# ELECTRICITY

ELECTRIC POTENTIAL AND POTENTIAL DIFFERENCE

Electric charges do not flow in a metallic conductor (e.g. copper wire) by themselves. Here, gravity has no role.

Electrons move only if there is a difference of electric pressure in conductor. It is called potential difference.

Potential difference can be produced by a battery. The chemical action within a cell generates the potential difference across the terminals of the cell, even when no current is drawn from it.

When the cell is connected to a conducting circuit, the potential difference sets the charges in motion and produces an electric current.
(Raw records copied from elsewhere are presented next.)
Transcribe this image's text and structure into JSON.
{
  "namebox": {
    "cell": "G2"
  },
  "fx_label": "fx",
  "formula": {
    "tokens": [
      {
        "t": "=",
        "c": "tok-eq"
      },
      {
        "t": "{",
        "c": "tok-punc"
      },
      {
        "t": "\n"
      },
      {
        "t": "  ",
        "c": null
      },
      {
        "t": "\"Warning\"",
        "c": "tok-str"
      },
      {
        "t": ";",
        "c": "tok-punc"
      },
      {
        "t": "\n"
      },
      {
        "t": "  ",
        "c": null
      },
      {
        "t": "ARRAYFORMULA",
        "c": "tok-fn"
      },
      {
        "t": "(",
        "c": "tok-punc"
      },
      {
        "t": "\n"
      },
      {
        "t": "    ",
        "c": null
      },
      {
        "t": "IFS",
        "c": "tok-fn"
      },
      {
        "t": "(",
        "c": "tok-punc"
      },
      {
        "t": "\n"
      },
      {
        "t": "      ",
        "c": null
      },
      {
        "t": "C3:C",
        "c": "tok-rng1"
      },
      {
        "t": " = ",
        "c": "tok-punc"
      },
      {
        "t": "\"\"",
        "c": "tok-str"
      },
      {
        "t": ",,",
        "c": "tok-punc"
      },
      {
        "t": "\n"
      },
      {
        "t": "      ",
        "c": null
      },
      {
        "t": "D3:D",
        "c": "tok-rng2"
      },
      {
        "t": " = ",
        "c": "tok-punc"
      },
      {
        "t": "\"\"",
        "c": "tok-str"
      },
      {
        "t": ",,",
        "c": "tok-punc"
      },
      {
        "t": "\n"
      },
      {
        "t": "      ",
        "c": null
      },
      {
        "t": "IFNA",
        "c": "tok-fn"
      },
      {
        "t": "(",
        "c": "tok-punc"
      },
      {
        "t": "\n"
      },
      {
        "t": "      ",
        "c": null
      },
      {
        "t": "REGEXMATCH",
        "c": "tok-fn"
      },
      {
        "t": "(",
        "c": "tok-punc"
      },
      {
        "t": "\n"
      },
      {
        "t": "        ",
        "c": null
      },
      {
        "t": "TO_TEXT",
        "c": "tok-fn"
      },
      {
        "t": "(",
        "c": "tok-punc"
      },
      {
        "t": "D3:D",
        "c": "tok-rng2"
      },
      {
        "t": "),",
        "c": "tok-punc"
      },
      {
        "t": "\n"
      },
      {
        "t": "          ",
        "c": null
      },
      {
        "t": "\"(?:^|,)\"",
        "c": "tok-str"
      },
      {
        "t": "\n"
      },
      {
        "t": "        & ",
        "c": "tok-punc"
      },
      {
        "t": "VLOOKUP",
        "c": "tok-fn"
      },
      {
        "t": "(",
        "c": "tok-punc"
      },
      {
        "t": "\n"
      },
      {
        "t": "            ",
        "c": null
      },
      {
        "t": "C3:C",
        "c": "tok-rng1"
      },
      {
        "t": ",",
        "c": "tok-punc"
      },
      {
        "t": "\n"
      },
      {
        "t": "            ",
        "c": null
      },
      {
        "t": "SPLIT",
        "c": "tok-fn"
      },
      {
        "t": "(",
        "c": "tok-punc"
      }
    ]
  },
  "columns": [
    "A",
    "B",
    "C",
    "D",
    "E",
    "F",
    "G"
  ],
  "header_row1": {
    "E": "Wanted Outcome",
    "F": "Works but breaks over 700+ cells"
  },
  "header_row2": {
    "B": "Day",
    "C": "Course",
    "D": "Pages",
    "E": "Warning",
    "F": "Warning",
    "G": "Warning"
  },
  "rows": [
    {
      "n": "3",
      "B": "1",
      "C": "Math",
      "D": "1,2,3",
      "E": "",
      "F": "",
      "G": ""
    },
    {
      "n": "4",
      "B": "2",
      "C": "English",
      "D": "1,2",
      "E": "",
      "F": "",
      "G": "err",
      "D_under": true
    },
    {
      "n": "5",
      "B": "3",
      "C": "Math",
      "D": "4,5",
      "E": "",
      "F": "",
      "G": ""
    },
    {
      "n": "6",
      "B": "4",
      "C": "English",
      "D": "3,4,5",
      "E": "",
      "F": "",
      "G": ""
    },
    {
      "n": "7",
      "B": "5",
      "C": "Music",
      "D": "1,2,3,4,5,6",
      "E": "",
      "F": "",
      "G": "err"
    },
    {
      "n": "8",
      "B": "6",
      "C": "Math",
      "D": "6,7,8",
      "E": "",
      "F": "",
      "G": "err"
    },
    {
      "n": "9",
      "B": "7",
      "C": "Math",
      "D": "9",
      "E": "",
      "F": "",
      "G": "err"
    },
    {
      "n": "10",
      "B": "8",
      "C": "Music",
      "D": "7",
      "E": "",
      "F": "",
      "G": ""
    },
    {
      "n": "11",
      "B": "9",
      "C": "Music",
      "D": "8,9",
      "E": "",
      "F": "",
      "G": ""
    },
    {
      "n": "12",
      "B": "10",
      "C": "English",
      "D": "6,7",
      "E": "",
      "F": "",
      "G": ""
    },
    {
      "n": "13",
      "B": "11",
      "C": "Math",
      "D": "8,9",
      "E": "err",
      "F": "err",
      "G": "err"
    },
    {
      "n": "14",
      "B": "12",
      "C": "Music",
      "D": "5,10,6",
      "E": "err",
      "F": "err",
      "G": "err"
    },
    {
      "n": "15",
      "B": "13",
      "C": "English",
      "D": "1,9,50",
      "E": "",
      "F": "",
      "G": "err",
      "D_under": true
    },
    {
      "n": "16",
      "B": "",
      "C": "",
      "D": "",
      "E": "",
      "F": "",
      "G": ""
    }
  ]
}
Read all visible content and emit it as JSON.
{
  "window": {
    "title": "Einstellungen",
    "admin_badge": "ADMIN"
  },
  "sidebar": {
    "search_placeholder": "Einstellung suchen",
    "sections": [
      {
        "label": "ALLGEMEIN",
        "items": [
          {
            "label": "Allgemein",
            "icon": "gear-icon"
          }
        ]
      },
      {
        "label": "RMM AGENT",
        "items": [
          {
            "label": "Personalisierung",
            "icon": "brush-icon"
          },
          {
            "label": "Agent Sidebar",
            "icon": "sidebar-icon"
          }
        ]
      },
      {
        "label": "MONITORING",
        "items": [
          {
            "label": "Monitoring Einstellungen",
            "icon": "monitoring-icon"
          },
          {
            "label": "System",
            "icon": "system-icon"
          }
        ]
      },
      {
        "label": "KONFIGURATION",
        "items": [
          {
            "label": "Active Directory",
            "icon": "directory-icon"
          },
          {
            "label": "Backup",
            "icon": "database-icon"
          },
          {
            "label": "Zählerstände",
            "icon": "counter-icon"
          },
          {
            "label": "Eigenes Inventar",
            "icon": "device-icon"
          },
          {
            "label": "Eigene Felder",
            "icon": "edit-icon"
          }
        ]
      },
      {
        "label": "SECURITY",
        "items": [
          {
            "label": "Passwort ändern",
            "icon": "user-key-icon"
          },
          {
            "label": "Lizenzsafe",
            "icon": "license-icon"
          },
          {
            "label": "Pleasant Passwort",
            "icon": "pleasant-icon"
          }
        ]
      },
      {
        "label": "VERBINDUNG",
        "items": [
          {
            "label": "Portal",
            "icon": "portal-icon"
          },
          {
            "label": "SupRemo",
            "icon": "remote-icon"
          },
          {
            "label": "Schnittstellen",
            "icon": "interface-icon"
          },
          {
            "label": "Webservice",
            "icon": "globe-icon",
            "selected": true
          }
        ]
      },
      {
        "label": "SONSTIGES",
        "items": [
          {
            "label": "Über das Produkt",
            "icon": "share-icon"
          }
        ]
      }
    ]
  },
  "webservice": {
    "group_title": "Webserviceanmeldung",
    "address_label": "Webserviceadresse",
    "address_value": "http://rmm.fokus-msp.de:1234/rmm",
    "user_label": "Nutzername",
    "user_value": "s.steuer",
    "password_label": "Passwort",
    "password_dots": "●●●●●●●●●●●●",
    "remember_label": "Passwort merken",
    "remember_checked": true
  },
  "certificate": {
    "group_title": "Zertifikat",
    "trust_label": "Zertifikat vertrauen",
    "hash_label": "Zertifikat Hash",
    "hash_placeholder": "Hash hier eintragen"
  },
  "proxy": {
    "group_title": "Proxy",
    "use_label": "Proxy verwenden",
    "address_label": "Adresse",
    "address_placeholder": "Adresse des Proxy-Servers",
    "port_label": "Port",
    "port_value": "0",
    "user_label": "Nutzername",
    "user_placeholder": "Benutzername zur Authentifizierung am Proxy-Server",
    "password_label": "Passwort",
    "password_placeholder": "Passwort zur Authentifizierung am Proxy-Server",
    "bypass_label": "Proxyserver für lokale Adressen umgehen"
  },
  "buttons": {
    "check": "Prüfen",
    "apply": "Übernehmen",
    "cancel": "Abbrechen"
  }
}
To maintain this current, the cell has to expend chemical energy stored in it.

The potential difference between two points in an electric circuit is the work done to move a unit charge from one point to the other.

Potential difference (V) between two points = Work done (W)/Charge (Q).

V = W/Q              or          W = VQ

SI unit of electric potential difference is volt (V), named after Alessandro Volta (Italy, 1745–1827).

One volt is the potential difference between two points in a current carrying conductor when 1 joule of work is done to move 1 coulomb charge from one point to other.

Voltmeter: Instrument to measure potential difference. It is always connected in parallel across points between which the potential difference is to be measured.

Problem: How much work is done in moving a charge of 2 C across two points having a potential difference 12 V?

Solution:

Amount of charge Q = 2 C.

Potential difference V = 12 V.

Amount of work W = VQ.

= 12 V × 2 C                 = 24 J.